Jameel Jaffer and Katie Fallow
November 14, 2018

Last week President Trump revoked a CNN reporter’s access to the White House after the reporter, Jim Acosta, repeatedly questioned the president’s contention that migrants are “invading” the United States. On Tuesday CNN filed a lawsuit challenging the White House’s action. CNN was right to file the suit, and the court should order the White House to restore Acosta’s access—not just to remedy an individual violation of press freedom but to protect the ability of all reporters to do their work. This morning, the White House issued a formal response to the suit, asserting that Trump has “broad discretion” to regulate press access.

CNN is right that the White House acted unconstitutionally. When Acosta pursued his line of questioning about the so-called migrant caravan over the president’s objection, a visibly angry Trump called Acosta a “rude” and “terrible” person and an “enemy of the people.” Later that day the Secret Service informed Acosta that his “hard pass” press credential was being revoked, a decision that Trump subsequently acknowledged he directed.

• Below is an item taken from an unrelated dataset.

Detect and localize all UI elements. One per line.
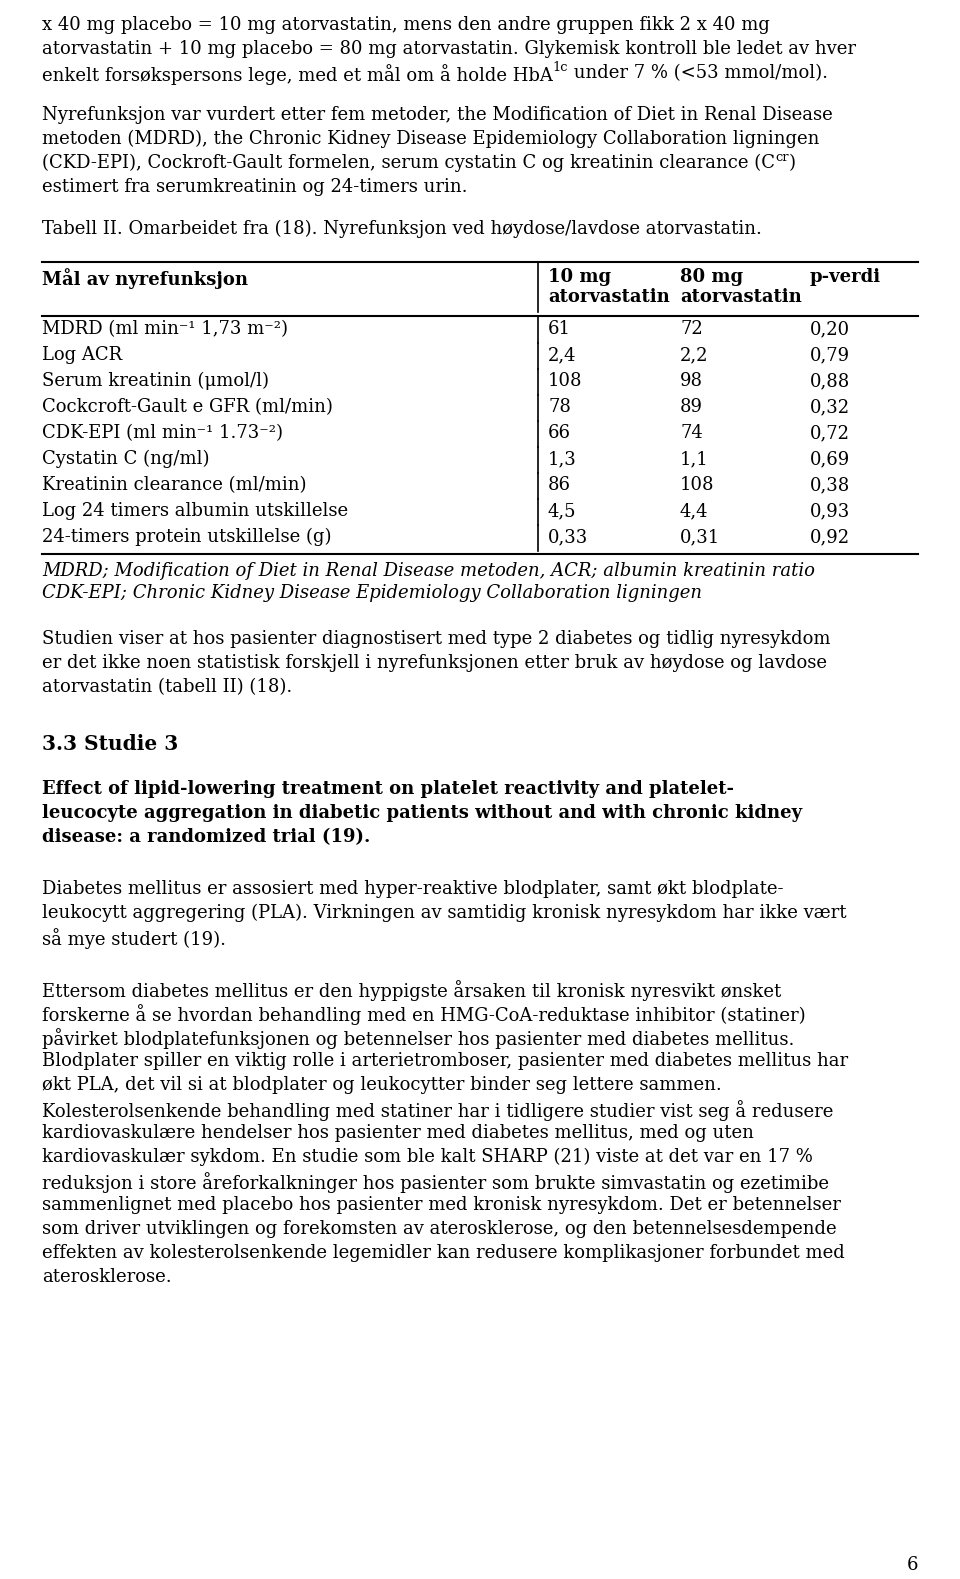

When the government establishes an open forum for expressive activity, the First Amendment forbids it from selectively excluding speakers because of their viewpoints.  As a federal appeals court held in a case decided four decades ago, this means that the White House can’t arbitrarily bar a journalist from White House press facilities. In that case, Sherrill v. Knight, the Secret Service denied a request for White House press credentials from a journalist for The Nation without providing any explanation for the denial. In holding that the government was required to explain the denial and afford the journalist an opportunity to contest it, the court observed that a decision to deny press credentials based on the content of the journalist’s speech would raise serious constitutional questions.

The record strongly suggests that the White House revoked Acosta’s access because of the viewpoint implicit in Acosta’s questions. Because that kind of viewpoint-based exclusion violates a fundamental First Amendment principle, CNN should prevail in court.